Hi there! I'm looking to insert a repeated bit of code that varies based on checkboxes. Basically, I have some commands running in Karabiner that sometimes include modifier keys. I want to be able to pull up a prompt window, insert the original key, the new key, and check on and off the modifiers. Here's the code I want to insert:
But I'm racking my brain trying to figure out how to do this. Is it a ton of if/and statements with all the various possibilities? That seems rather inefficient. I found this forum post about doing something similar with regex but I'm pretty lost on how to approach that.
Definitely yes. As a non-programmer, your solution looks incredibly complicated—it would take me quite a while to implement, because I'd want to understand it before I put it to use. And looking at it, I have a vague understanding of what it does (inserts or not based on 1 or 0). But if I were to use it, I'd want to fully understand it so I can keep it current going forward, and that would take time.
Peter's solution, on the other hand, is clear to me, because I do know Keyboard Maestro quite well, and it's easy to see how it's building the desired string on the fly, with zero knowledge of programming required.
I have no idea which solution is "best," though yours seems much more efficient. But if I were implementing this today in one of my macros, I'd be doing it via Peter's method, because that's what I know and understand.
So definitely, yes, the preferred solution is clearly based on the observer's perspective.
Things that are unfamiliar can appear complicated.
Complexity is more than just a line count. For someone unfamiliar, a relatively simple regex command can appear incredibly complex. A series of four "Search and Replace" actions that do the same thing would be easier for such a person, and hence, appear less complex.
I have no idea, because as noted, I don't really understand it at all.

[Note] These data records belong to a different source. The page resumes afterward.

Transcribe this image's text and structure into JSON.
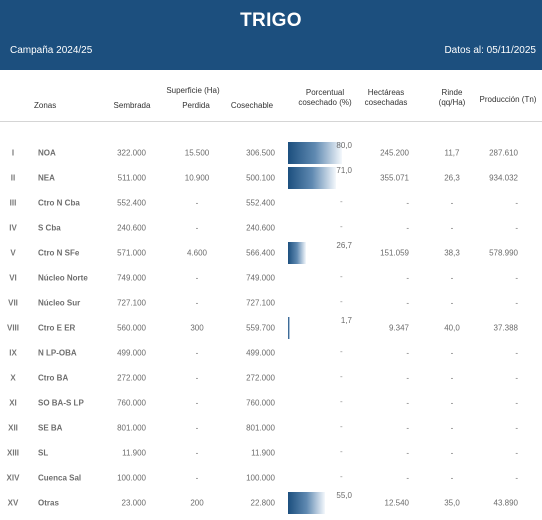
{
  "header": {
    "title": "TRIGO",
    "campaign": "Campaña 2024/25",
    "date_label": "Datos al: 05/11/2025"
  },
  "columns": {
    "zonas": "Zonas",
    "superficie_group": "Superficie (Ha)",
    "sembrada": "Sembrada",
    "perdida": "Perdida",
    "cosechable": "Cosechable",
    "porcentual_line1": "Porcentual",
    "porcentual_line2": "cosechado (%)",
    "hectareas_line1": "Hectáreas",
    "hectareas_line2": "cosechadas",
    "rinde_line1": "Rinde",
    "rinde_line2": "(qq/Ha)",
    "produccion": "Producción (Tn)"
  },
  "rows": [
    {
      "roman": "I",
      "zona": "NOA",
      "sembrada": "322.000",
      "perdida": "15.500",
      "cosechable": "306.500",
      "pct": 80,
      "pct_label": "80,0",
      "hcos": "245.200",
      "rinde": "11,7",
      "prod": "287.610"
    },
    {
      "roman": "II",
      "zona": "NEA",
      "sembrada": "511.000",
      "perdida": "10.900",
      "cosechable": "500.100",
      "pct": 71,
      "pct_label": "71,0",
      "hcos": "355.071",
      "rinde": "26,3",
      "prod": "934.032"
    },
    {
      "roman": "III",
      "zona": "Ctro N Cba",
      "sembrada": "552.400",
      "perdida": "-",
      "cosechable": "552.400",
      "pct": 0,
      "pct_label": "-",
      "hcos": "-",
      "rinde": "-",
      "prod": "-"
    },
    {
      "roman": "IV",
      "zona": "S Cba",
      "sembrada": "240.600",
      "perdida": "-",
      "cosechable": "240.600",
      "pct": 0,
      "pct_label": "-",
      "hcos": "-",
      "rinde": "-",
      "prod": "-"
    },
    {
      "roman": "V",
      "zona": "Ctro N SFe",
      "sembrada": "571.000",
      "perdida": "4.600",
      "cosechable": "566.400",
      "pct": 26.7,
      "pct_label": "26,7",
      "hcos": "151.059",
      "rinde": "38,3",
      "prod": "578.990"
    },
    {
      "roman": "VI",
      "zona": "Núcleo Norte",
      "sembrada": "749.000",
      "perdida": "-",
      "cosechable": "749.000",
      "pct": 0,
      "pct_label": "-",
      "hcos": "-",
      "rinde": "-",
      "prod": "-"
    },
    {
      "roman": "VII",
      "zona": "Núcleo Sur",
      "sembrada": "727.100",
      "perdida": "-",
      "cosechable": "727.100",
      "pct": 0,
      "pct_label": "-",
      "hcos": "-",
      "rinde": "-",
      "prod": "-"
    },
    {
      "roman": "VIII",
      "zona": "Ctro E ER",
      "sembrada": "560.000",
      "perdida": "300",
      "cosechable": "559.700",
      "pct": 1.7,
      "pct_label": "1,7",
      "hcos": "9.347",
      "rinde": "40,0",
      "prod": "37.388"
    },
    {
      "roman": "IX",
      "zona": "N LP-OBA",
      "sembrada": "499.000",
      "perdida": "-",
      "cosechable": "499.000",
      "pct": 0,
      "pct_label": "-",
      "hcos": "-",
      "rinde": "-",
      "prod": "-"
    },
    {
      "roman": "X",
      "zona": "Ctro BA",
      "sembrada": "272.000",
      "perdida": "-",
      "cosechable": "272.000",
      "pct": 0,
      "pct_label": "-",
      "hcos": "-",
      "rinde": "-",
      "prod": "-"
    },
    {
      "roman": "XI",
      "zona": "SO BA-S LP",
      "sembrada": "760.000",
      "perdida": "-",
      "cosechable": "760.000",
      "pct": 0,
      "pct_label": "-",
      "hcos": "-",
      "rinde": "-",
      "prod": "-"
    },
    {
      "roman": "XII",
      "zona": "SE BA",
      "sembrada": "801.000",
      "perdida": "-",
      "cosechable": "801.000",
      "pct": 0,
      "pct_label": "-",
      "hcos": "-",
      "rinde": "-",
      "prod": "-"
    },
    {
      "roman": "XIII",
      "zona": "SL",
      "sembrada": "11.900",
      "perdida": "-",
      "cosechable": "11.900",
      "pct": 0,
      "pct_label": "-",
      "hcos": "-",
      "rinde": "-",
      "prod": "-"
    },
    {
      "roman": "XIV",
      "zona": "Cuenca Sal",
      "sembrada": "100.000",
      "perdida": "-",
      "cosechable": "100.000",
      "pct": 0,
      "pct_label": "-",
      "hcos": "-",
      "rinde": "-",
      "prod": "-"
    },
    {
      "roman": "XV",
      "zona": "Otras",
      "sembrada": "23.000",
      "perdida": "200",
      "cosechable": "22.800",
      "pct": 55,
      "pct_label": "55,0",
      "hcos": "12.540",
      "rinde": "35,0",
      "prod": "43.890"
    }
  ]
}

Before I could put it to use, I'd want to write my own examples so I would have a full understanding of how it works. Then I have to balance the time required to do that versus just implementing a solution I already know.
Honestly, I think your solution looks amazing—clean and elegant and gets the job done. It's just not something I intrinsically understand given my background.
People use the tools they are familiar with. You're an expert at JS, and so for you, that's a great solution (and I love it, it's way better than my solution!). We have a few AS experts here, and they frequently provide AS solutions that are fantastic. Most of them I have to muddle over for quite some time to work out what they are doing or how I would modify it. It all depends on what you are used to.
Also, it is mostly the use of flatMap (which I have no idea about) that makes this clever - it would be easy enough to write the same structured JS as I did with the Keyboard Maestro actions.
Maybe I need top to add some mapping actions to Keyboard Maestro.